American Catholic Philosophical Quarterly

Volume 96, Issue 1, Winter 2022

Elliot Polsky
Pages 21-45

Secondary Substance and Quod Quid Erat Esse
Aquinas on Reconciling the Divisions of “Substance” in the Categories and Metaphysics

Modern commentators recognize the irony of Aristotle’s Categories becoming a central text for Platonic schools. For similar reasons, these commentators would perhaps be surprised to see Aquinas’s In VII Metaphysics, where he apparently identifies the secondary substance of Aristotle’s Categories with a false Platonic sense of “substance” as if, for Aristotle, only Platonists would say secondary substances are substances. This passage in Aquinas’s commentary has led Mgr. Wippel to claim that, for Aquinas, secondary substance and essence are not the same thing and that Aristotle’s notion of essence is absent from the Categories.
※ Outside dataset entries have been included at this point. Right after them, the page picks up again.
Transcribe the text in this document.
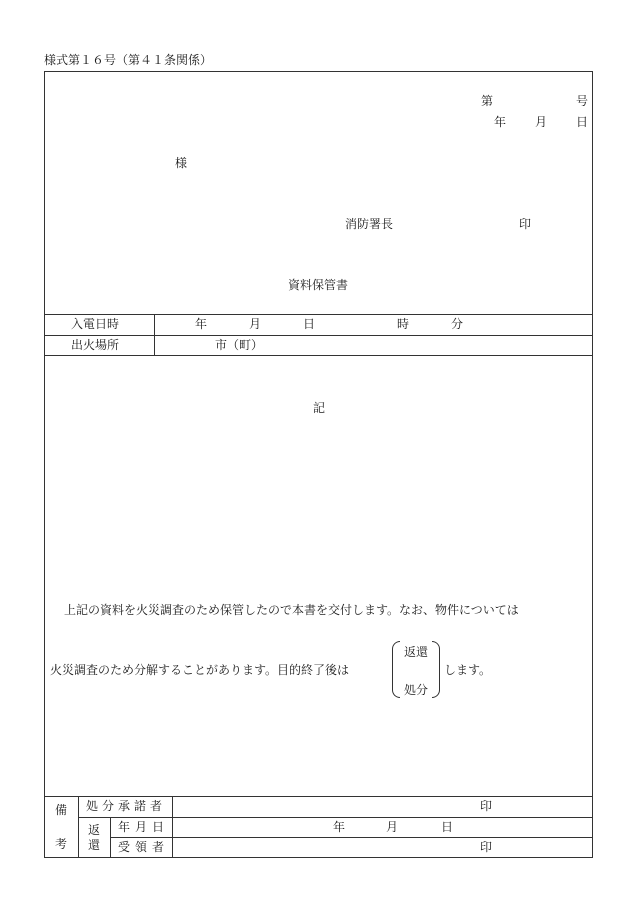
様式第１６号（第４１条関係）
第	号
年 月 日
様
消防署長	印
資料保管書
入電日時	年	月	日	時	分
出火場所	市（町）
記
上記の資料を火災調査のため保管したので本書を交付します。なお、物件については
火災調査のため分解することがあります。目的終了後は
返還
処分
します。
備
考
処分承諾者	印
返還
年月日	年	月	日
受領者	印
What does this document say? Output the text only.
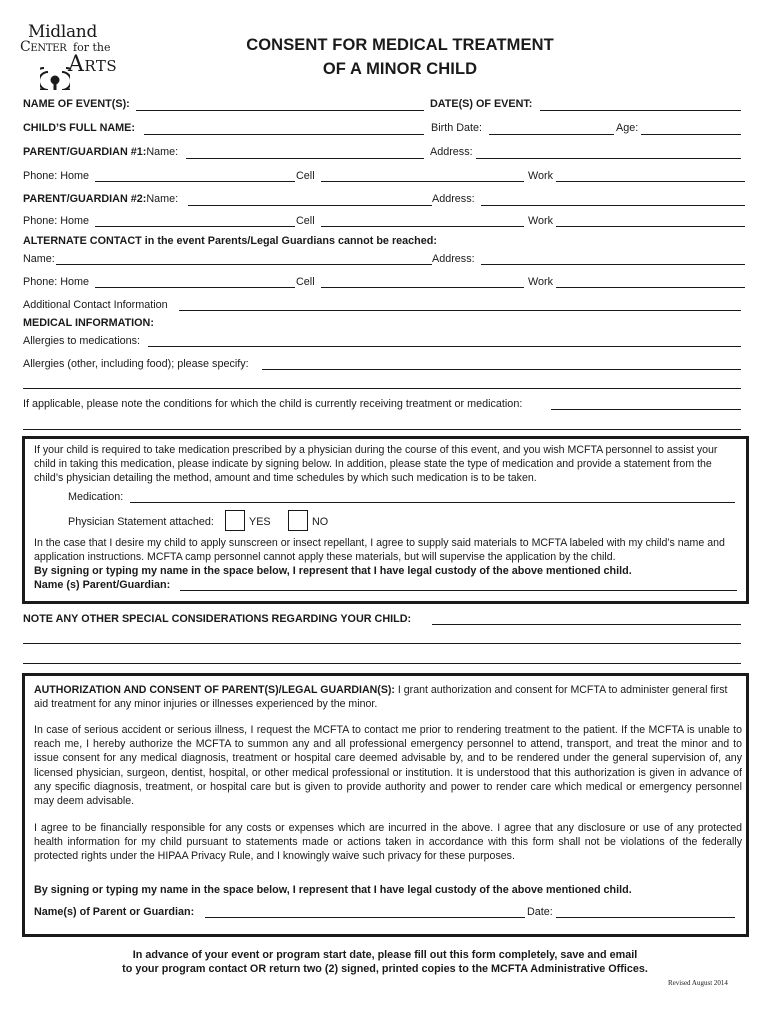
Midland
Center for the
Arts
CONSENT FOR MEDICAL TREATMENT
OF A MINOR CHILD
NAME OF EVENT(S):	DATE(S) OF EVENT:
CHILD’S FULL NAME:	Birth Date:	Age:
PARENT/GUARDIAN #1:Name:	Address:
Phone: Home	Cell	Work
PARENT/GUARDIAN #2:Name:	Address:
Phone: Home	Cell	Work
ALTERNATE CONTACT in the event Parents/Legal Guardians cannot be reached:
Name:	Address:
Phone: Home	Cell	Work
Additional Contact Information
MEDICAL INFORMATION:
Allergies to medications:
Allergies (other, including food); please specify:
If applicable, please note the conditions for which the child is currently receiving treatment or medication:
If your child is required to take medication prescribed by a physician during the course of this event, and you wish MCFTA personnel to assist your child in taking this medication, please indicate by signing below. In addition, please state the type of medication and provide a statement from the child’s physician detailing the method, amount and time schedules by which such medication is to be taken.
Medication:
Physician Statement attached:	YES	NO
In the case that I desire my child to apply sunscreen or insect repellant, I agree to supply said materials to MCFTA labeled with my child’s name and application instructions. MCFTA camp personnel cannot apply these materials, but will supervise the application by the child.
By signing or typing my name in the space below, I represent that I have legal custody of the above mentioned child.
Name (s) Parent/Guardian:
NOTE ANY OTHER SPECIAL CONSIDERATIONS REGARDING YOUR CHILD:
AUTHORIZATION AND CONSENT OF PARENT(S)/LEGAL GUARDIAN(S): I grant authorization and consent for MCFTA to administer general first aid treatment for any minor injuries or illnesses experienced by the minor.
In case of serious accident or serious illness, I request the MCFTA to contact me prior to rendering treatment to the patient. If the MCFTA is unable to reach me, I hereby authorize the MCFTA to summon any and all professional emergency personnel to attend, transport, and treat the minor and to issue consent for any medical diagnosis, treatment or hospital care deemed advisable by, and to be rendered under the general supervision of, any licensed physician, surgeon, dentist, hospital, or other medical professional or institution. It is understood that this authorization is given in advance of any specific diagnosis, treatment, or hospital care but is given to provide authority and power to render care which medical or emergency personnel may deem advisable.
I agree to be financially responsible for any costs or expenses which are incurred in the above. I agree that any disclosure or use of any protected health information for my child pursuant to statements made or actions taken in accordance with this form shall not be violations of the federally protected rights under the HIPAA Privacy Rule, and I knowingly waive such privacy for these purposes.
By signing or typing my name in the space below, I represent that I have legal custody of the above mentioned child.
Name(s) of Parent or Guardian:	Date:
In advance of your event or program start date, please fill out this form completely, save and email
to your program contact OR return two (2) signed, printed copies to the MCFTA Administrative Offices.
Revised August 2014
This paper—by closely analyzing the apparently contradictory divisions of “substance” in Aquinas’s In V and VII Metaphysics—shows that essence and secondary substance are not altogether distinct for Aquinas. Moreover, when the Categories is viewed by Aquinas as a work of logic, it is found largely to cut across the disputes between Platonism and Aristotelianism.